Un troisième comité, le Groupe de travail sur la stratégie de communication, a mis l'accent sur la nécessité de convaincre les Canadiens qu'il faut faire du développement durable une priorité. Il a proposé une stratégie de communication en neuf points, dont le financement n'avait pas encore été assuré et qu'on tentera d'obtenir dans la Phase III.

Un groupe d'intervenants a proposé d'établir un Service jeunesse pour le développement durable. Il avait établi pour cette initiative des critères et des objectifs qu'il a l'intention de lier à la proposition analogue du plan d'action du gouvernement libéral Pour la création d'emplois. Pour la relance économique. Là encore, le budget nécessaire n'avait pas été obtenu.

La Phase II avait également pour objectif d'augmenter les efforts de rapprochement avec les groupes autochtones nationaux et internationaux. Comme on avait déploré, après la Phase I, le manque de participation des autochtones au Projet de Société, un rapport provisoire sur les efforts de rapprochement a été déposé à la troisième assemblée. Tous les organismes autochtones qui ont participé aux préparatifs de la CNUED ont été rejoints et ont manifesté un intérêt considérable. Les peuples autochtones ont indiqué toutefois qu'ils ne voulaient pas participer au Projet de Société comme « minorités » ou « groupes désavantagés » ni même comme simples intervenants. Ils ont demandé qu'on reconnaisse leur droit inhérent à l'autodétermination et leur histoire remarquable sur le plan de la protection de l'environnement. Il a été proposé de créer un centre de ressources et un groupe de travail chargé de dresser un plan autochtone de développement durable.

Dans le discours que la ministre de l'Environnement, Mme Sheila Copps, a prononcé à la troisième assemblée, elle a formulé trois recommandations: 1) qu'on dresse une liste de mesures concrètes priorisées, 2) qu'on maintienne l'appui de la base, et 3) que le Projet de Société trouve moyen de soutenir ses activités dans des circonstances financières difficiles. Elle a souligné la nécessité de faire du développement durable un mode de vie pour tous les Canadiens et déclaré que les travaux du Projet de Société étaient essentiels à cet effort. Son secrétaire parlementaire, Clifford Lincoln, qui a assisté à toute l'assemblée, s'est déclaré lui aussi en faveur de la continuation du Projet de Société.

CONCLUSION

Pendant sa première année d'existence, le Projet de Société a contribué grandement à la mise en oeuvre participative et pratique des engagements que le Canada a pris à Rio.
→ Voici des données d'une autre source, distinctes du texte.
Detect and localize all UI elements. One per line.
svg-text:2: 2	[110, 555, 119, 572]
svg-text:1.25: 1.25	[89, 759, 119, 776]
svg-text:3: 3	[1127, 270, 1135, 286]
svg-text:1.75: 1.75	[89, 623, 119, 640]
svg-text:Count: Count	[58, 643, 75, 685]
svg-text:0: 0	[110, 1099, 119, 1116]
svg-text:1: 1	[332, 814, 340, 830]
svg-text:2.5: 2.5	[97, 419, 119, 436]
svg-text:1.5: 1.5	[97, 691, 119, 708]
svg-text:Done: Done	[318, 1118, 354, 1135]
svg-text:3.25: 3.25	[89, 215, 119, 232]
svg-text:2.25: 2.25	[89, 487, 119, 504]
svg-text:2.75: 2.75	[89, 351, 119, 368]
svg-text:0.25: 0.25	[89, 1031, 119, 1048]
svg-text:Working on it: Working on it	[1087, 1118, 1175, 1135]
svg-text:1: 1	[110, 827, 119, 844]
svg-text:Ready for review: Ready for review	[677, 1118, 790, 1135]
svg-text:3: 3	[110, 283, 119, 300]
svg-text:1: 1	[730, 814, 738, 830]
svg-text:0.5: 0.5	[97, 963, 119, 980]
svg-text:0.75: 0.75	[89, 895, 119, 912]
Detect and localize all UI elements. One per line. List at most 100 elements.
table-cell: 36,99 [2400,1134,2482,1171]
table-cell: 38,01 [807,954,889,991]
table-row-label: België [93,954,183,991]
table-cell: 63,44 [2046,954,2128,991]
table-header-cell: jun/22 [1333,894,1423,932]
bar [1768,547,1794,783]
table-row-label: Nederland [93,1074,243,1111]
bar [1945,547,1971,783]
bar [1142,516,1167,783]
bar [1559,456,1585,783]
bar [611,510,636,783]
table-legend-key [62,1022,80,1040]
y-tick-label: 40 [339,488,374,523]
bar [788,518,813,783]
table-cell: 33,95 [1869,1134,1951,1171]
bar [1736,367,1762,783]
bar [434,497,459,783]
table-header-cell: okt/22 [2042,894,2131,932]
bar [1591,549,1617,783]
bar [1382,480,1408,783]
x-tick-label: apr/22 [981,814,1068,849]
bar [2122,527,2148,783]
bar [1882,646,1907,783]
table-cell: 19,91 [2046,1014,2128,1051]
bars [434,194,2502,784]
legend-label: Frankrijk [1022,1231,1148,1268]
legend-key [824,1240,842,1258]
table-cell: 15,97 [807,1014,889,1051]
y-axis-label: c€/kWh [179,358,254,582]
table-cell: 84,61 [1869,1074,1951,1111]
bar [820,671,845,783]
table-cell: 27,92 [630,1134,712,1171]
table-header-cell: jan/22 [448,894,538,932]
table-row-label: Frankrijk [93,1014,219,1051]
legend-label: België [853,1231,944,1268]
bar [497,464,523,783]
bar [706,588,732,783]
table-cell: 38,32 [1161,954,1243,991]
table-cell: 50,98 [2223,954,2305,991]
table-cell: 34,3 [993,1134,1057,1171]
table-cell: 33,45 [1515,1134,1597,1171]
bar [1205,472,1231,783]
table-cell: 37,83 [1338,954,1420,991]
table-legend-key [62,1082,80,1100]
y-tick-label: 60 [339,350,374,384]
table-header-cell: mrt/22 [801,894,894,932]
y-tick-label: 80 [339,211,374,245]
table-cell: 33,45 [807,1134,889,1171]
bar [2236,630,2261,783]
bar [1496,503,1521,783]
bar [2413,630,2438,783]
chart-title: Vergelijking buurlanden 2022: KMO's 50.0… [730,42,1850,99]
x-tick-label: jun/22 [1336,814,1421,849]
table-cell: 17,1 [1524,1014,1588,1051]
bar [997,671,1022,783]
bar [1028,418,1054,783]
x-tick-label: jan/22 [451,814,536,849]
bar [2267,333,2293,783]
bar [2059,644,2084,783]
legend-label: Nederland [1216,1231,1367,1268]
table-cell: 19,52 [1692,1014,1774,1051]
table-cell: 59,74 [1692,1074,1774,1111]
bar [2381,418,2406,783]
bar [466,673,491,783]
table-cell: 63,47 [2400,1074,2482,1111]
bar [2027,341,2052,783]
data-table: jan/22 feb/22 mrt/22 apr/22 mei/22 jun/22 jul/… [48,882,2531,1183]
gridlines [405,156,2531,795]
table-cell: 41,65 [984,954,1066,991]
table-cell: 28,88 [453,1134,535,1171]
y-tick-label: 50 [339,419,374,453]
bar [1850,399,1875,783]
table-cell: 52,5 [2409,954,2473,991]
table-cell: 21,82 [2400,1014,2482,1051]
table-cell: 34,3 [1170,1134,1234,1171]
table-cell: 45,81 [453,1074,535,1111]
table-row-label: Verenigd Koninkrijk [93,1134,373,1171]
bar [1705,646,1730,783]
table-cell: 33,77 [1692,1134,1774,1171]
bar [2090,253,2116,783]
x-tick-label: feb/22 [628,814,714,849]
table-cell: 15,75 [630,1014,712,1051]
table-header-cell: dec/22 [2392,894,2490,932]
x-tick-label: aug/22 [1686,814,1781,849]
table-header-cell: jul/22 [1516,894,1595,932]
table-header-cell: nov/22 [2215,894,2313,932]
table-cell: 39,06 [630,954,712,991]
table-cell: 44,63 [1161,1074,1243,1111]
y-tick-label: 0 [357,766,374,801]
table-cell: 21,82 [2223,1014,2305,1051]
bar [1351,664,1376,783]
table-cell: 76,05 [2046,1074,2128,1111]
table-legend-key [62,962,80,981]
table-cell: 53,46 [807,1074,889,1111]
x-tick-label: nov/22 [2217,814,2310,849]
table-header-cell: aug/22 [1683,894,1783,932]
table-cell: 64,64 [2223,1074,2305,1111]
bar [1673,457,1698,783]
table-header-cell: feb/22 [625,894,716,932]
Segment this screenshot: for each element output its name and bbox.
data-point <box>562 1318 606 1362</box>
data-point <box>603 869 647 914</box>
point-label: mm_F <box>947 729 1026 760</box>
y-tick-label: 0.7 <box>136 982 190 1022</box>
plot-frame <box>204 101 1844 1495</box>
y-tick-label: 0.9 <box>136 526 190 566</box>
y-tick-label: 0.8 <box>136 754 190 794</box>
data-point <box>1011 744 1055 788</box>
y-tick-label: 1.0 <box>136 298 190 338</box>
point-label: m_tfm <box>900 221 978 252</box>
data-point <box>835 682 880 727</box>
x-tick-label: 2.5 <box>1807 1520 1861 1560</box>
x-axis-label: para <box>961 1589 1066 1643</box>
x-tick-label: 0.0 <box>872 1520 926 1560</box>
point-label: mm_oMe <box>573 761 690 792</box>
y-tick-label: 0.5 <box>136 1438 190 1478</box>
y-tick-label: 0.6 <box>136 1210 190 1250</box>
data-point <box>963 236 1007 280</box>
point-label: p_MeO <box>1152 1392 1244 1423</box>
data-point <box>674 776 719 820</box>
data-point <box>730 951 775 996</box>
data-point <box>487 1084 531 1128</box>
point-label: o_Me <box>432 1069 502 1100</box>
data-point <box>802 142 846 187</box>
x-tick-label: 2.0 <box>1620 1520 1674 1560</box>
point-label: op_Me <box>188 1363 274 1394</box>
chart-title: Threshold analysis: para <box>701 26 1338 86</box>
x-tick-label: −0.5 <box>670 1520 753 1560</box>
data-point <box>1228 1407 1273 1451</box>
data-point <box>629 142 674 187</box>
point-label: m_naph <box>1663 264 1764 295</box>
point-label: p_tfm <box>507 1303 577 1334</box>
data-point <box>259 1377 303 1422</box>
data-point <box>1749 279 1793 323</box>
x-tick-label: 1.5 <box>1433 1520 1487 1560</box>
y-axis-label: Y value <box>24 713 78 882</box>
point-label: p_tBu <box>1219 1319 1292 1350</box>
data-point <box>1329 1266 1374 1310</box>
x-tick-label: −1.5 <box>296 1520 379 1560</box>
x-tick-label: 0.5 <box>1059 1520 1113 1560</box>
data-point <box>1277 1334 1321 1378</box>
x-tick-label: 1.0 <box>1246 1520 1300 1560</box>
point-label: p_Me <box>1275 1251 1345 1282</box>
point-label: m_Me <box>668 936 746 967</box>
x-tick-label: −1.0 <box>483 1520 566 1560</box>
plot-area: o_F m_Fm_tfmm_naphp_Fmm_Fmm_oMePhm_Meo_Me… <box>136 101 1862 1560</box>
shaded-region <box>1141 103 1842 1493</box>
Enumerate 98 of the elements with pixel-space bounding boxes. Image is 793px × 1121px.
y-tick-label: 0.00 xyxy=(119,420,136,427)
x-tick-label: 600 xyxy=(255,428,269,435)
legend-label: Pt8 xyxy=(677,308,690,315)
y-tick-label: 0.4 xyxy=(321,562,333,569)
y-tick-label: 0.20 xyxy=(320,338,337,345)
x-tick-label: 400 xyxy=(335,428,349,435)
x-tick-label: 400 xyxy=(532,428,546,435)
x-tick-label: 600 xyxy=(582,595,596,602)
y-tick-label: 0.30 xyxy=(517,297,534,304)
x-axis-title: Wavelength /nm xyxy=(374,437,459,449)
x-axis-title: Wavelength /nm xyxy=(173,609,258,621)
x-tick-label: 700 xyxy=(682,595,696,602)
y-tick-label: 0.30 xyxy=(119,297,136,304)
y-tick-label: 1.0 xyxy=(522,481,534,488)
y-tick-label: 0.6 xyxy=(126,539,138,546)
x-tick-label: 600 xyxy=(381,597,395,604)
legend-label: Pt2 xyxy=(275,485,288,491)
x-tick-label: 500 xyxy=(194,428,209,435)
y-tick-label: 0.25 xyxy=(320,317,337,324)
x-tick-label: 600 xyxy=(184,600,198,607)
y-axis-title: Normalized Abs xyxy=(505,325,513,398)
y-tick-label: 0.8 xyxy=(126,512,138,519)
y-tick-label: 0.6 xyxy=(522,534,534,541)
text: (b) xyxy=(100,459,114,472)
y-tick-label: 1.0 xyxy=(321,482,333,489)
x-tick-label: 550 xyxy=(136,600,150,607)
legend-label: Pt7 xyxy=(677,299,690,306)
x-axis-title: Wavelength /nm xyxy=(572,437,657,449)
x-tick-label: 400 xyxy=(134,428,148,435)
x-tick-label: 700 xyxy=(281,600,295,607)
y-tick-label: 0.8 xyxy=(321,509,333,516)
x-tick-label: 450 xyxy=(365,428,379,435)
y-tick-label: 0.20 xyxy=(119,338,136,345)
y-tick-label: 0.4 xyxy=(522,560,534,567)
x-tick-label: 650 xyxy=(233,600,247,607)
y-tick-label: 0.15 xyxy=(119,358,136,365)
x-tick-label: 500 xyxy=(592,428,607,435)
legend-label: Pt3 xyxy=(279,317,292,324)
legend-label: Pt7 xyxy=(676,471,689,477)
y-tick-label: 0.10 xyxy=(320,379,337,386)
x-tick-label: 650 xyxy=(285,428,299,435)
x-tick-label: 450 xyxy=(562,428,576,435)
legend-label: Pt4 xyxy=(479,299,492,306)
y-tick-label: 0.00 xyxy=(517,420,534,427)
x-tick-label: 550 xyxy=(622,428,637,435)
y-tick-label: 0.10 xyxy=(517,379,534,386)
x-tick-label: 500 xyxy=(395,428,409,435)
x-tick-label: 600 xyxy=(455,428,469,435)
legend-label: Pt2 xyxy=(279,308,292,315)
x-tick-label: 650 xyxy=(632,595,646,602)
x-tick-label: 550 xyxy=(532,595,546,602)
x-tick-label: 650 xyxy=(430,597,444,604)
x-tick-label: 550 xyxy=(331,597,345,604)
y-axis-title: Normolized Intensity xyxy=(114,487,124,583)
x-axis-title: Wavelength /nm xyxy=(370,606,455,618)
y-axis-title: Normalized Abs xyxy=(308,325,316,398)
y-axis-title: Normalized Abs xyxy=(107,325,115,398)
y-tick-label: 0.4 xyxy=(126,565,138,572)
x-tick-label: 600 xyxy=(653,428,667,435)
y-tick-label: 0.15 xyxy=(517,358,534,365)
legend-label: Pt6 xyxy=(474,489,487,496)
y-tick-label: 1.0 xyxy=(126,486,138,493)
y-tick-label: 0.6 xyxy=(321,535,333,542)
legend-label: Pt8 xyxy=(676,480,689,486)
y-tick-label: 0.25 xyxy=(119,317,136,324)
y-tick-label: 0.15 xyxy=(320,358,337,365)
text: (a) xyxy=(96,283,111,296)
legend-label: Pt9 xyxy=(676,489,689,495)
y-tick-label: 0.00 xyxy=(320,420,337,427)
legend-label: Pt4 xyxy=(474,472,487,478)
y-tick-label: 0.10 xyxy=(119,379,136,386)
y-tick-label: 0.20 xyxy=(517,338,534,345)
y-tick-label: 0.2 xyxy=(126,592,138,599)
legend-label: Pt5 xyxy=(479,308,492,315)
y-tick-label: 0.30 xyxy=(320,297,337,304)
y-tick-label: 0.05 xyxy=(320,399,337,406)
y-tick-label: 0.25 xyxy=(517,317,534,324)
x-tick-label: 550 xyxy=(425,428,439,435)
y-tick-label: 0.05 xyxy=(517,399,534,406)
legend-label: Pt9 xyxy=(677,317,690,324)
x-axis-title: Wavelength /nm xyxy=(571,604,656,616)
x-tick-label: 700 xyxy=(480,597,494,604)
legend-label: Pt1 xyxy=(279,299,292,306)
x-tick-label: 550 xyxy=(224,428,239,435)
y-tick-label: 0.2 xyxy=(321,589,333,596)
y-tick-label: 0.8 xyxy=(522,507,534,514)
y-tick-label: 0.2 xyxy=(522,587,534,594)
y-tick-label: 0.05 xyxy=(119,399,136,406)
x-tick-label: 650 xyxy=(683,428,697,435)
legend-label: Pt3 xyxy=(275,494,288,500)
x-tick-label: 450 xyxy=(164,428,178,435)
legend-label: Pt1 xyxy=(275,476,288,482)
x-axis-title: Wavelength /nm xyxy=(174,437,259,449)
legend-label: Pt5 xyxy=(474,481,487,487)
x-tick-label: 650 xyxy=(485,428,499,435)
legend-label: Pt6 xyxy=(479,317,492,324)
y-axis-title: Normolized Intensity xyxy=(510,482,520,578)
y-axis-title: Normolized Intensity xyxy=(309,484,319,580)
Ceux qui y participent le considèrent comme un bon moyen de faciliter les initiatives des membres et d'autres intervenants d'un océan à l'autre. On pourrait améliorer le processus, par exemple, en élargissant la représentativité des intervenants. La Table ronde nationale continuera de fournir son aide, surtout sur le plan de la promotion et du secrétariat, mais les besoins du Projet de Société en matière de stabilité financière à long terme n'ont pas encore été satisfaits. À l'échelle internationale, on considère que cette initiative place le Canada à « 'avant-garde de la concertation »(2), mais il reste à voir si elle peut faire une contribution vraiment efficace et durable à la transition au développement durable.


(1) Projet de Société, Volume 1: Aperçu du Projet de Société, produit pour la Troisième assemblée des intervenants nationaux, 16 et 17 décembre 1993, Ottawa, p. 13.

(2) Centre for Our Common Future, The Bulletin, numéro 19, mars 1993 (traduction).